Не успела она проговорить своё обещанье, как дети, слушавшие сначала очень внимательно, бросились со всех ног осаждать её; кто цеплялся за её платье, кто усиливался влезть на её колена, кто успел обхватить её шею и осыпал лицо поцелуями; осада сопровождалась такими шумными овациями, такими криками радости, что мисс Бликс вошла в одну дверь, в другую вбежала молодая швейцарка, приглашённая в дом как учительница музыки для старшей дочери; за ними показалась кормилица, державшая новорождённого, укутанного в одеяло с ниспадавшими до полу кружевными обшивками.
– What is going on here?..[4] – удивлённо осведомилась мисс Бликс.
Она представляла из себя чопорную высокую даму с непомерно выдающеюся грудью, красными щеками, как бы закапанными сургучом, и красною шеей свекловичного оттенка.
Тётя Соня объяснила вошедшим причину радости.
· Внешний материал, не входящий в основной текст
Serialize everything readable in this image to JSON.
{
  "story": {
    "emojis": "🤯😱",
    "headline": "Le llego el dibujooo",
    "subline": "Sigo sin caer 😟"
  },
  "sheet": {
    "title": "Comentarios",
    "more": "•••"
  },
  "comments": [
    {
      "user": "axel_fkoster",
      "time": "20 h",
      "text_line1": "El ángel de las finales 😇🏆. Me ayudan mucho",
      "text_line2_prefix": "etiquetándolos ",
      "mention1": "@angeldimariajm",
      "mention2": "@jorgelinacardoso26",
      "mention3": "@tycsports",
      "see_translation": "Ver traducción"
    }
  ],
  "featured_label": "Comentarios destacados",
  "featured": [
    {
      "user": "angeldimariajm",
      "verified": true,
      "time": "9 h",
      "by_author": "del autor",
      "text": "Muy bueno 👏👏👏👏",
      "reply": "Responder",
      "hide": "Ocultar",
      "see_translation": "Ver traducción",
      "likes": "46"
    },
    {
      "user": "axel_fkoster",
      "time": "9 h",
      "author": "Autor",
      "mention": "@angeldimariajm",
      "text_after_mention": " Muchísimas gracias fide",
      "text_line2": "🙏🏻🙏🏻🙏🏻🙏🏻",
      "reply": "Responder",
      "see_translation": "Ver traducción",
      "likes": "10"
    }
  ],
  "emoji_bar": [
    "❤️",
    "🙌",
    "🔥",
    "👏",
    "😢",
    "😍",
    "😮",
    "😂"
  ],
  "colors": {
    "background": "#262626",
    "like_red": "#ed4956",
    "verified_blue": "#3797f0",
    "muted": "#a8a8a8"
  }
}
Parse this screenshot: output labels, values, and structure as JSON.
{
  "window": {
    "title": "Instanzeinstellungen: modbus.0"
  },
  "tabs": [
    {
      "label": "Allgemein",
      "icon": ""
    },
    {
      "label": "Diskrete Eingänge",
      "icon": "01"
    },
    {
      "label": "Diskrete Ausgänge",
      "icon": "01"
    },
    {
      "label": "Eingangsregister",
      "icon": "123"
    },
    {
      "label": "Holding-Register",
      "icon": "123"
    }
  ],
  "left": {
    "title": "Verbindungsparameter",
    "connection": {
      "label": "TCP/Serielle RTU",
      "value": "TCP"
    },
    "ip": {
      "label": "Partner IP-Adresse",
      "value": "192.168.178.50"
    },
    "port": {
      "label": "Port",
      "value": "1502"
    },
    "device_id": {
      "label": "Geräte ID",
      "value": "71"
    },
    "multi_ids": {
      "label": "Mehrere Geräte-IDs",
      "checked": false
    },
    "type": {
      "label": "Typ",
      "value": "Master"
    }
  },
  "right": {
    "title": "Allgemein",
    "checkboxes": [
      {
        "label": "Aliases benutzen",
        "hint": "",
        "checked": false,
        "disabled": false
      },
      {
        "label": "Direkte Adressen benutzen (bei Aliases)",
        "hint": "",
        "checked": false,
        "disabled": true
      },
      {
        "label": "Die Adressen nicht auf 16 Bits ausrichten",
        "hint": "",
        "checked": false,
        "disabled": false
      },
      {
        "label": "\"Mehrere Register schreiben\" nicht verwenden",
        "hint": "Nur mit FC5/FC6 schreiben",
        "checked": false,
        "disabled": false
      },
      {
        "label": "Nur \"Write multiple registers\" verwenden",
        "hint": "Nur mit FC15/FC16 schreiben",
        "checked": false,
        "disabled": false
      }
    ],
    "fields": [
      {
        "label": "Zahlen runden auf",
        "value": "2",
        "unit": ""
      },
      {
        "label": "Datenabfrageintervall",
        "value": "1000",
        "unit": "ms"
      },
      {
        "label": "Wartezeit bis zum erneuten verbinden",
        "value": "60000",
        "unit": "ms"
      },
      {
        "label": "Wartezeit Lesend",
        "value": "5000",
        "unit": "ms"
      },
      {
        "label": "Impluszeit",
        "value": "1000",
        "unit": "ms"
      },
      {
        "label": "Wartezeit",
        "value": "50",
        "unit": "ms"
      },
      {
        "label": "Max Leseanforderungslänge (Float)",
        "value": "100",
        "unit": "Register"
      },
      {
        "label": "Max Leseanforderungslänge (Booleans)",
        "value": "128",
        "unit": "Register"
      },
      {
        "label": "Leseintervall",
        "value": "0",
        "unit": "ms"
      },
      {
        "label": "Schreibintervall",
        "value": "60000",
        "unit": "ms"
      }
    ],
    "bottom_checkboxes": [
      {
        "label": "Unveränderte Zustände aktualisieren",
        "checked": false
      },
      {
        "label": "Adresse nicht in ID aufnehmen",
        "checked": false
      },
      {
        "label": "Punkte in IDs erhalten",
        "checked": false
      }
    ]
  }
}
Раздались опять возгласы, опять крики, сопровождаемые прыжками, пируэтами и другими более или менее выразительными изъявлениями радости. В этом порыве детской весёлости всех больше удивил Паф – пятилетний мальчик, единственная мужская отрасль фамилии Листомировых; мальчик был всегда таким тяжёлым и апатическим, но тут, под впечатлением рассказов и того, что его ожидало в цирке, – он вдруг бросился на четвереньки, поднял левую ногу и, страшно закручивая язык на щёку, поглядывая на присутствующих своими киргизскими глазками, – принялся изображать клоуна.
– Мисс Бликс! Подымите его, подымите скорее, – ему кровь бросится в голову! – проговорила тётя Соня.
Новые крики, новое скаканье вокруг Пафа, который ни за что не хотел вставать и упорно подымал то одну ногу, то другую.
– Дети, дети… довольно! Вы, кажется, не хотите больше быть умными… Не хотите слушать, – говорила тётя Соня, досадовавшая главным образом за то, что не умела сердиться. Ну, не могла она этого сделать – не могла решительно!
Она обожала «своих детей», как сама выражалась. Действительно, надо сказать, дети были очень милы.